Васильев был один в мрачном кабинете своего старинного деревенского дома. За окнами царила бурная зимняя ночь; оголенные ветви садовых сиреней и акаций царапались в запертые ставни; снежная вьюга визжала, ревела, выла. Казалось, будто огромная стая полузамерших, озлобленных псов ломилась в дом, просясь к теплу и свету. Васильев не слышал бури. Он сидел перед камином в глубоком дедовском кресле, неподвижно глядел на медленно угасающее пламя и думал. Печальны и зловещи были его мысли. В настоящую бурную ночь минуло два года с тех пор, как Васильев впервые переступил порог этого дома, своего отцовского наследия. Тогда он не был еще осунувшимся облыселым полустариком с преждевременной сединой на висках и с огромными впалыми глазами на худом желтом лице, каким видел он себя теперь в каминном зеркале. Он вошел в свой дом с гордо поднятой головой, здоровый, веселый, полный светлых надежд и, главное, рука в руку с прелестною молодою женою.

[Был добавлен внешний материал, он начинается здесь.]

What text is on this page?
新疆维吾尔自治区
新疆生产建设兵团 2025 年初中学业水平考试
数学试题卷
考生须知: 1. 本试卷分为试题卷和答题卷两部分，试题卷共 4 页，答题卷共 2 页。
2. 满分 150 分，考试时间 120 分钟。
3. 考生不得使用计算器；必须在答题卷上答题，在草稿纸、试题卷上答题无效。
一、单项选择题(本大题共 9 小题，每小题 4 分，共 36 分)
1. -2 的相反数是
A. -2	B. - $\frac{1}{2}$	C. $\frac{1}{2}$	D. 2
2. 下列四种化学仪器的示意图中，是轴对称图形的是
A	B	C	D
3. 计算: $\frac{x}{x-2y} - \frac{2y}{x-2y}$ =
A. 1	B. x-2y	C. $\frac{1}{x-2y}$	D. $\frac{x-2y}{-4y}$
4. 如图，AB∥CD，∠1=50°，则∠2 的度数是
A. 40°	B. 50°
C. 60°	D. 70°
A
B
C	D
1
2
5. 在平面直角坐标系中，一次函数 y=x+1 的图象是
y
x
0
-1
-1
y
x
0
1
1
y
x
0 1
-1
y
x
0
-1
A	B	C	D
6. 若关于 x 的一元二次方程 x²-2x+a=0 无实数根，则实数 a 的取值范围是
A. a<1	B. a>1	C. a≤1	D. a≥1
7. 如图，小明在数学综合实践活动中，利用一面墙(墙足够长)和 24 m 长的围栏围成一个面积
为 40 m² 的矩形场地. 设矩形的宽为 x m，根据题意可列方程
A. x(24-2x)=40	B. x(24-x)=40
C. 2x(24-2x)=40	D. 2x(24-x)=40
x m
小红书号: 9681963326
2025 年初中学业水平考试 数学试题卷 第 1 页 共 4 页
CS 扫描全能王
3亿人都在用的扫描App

Жизнь много и тяжело трепала Васильева. Страстный, непостоянный характер, пытливый ум и непреодолимая жажда крупной деятельности и сильных ощущений долго мыкали его по свету, бросая из одной страны в другую, от предприятия к предприятию, сводя его с тысячами новых лиц, обостряя его наблюдательность бесчисленными житейскими встречами и совпадениями. В порывистом вихре своей жизни Васильев видел больше зла и глупости, чем добра и ума, и с летами под давлением опыта, по мере того, как охлаждался его пылкий темперамент, ум переполнялся все большим и большим недоверием к людям. К тридцати годам Васильев – обнищалый, разочарованный и разбитый на всех своих путях, без любви к кому бы то ни было, без уважения к обществу и его законам, не зная сам, верит ли он хоть во что-нибудь, влачил жалкое существование, и не раз мысль о самоубийстве проплывала грозною волною в его угрюмом уме. Но тайное предчувствие говорило Васильеву, что под охладевающим пеплом его души еще теплится какой-то огонек, способный неожиданным счастливым случаем разгореться в яркое пламя и тепло осветить конец его бытия. И огонек точно вспыхнул: Васильев полюбил дочь небогатого петербургского чиновника, Лидию Александровну Ленцову, красивую, кроткую и умную девушку, и скоро женился на ней. Брак принес счастье Васильеву: отец его, раньше чуть не проклинавший сына за его скитальческий быт, помирился с ним, когда он остепенился. После скорой смерти отца Васильев, как его наследник, снова стал состоятельным человеком. Молодые переехали в свою n-скую деревню. Для Васильева, обновленного и воскресшего духом, настали дни ясного счастья; он любил свою жену безумной страстью и дорожил ее взаимностью, как утопающий дорожит соломинкой, за которую хватается; женщина, воскресившая Васильева своей любовью, стала для него всем – его богом, его миром. К ней неслись его молитвы, ее желания были его законом, кроме нее он ничем не интересовался. Васильев никогда ни к кому не ревновал жену: в его глазах Лидия была непогрешима; он был счастлив тем, что душа его оказалась способною на такую детскую безусловную веру.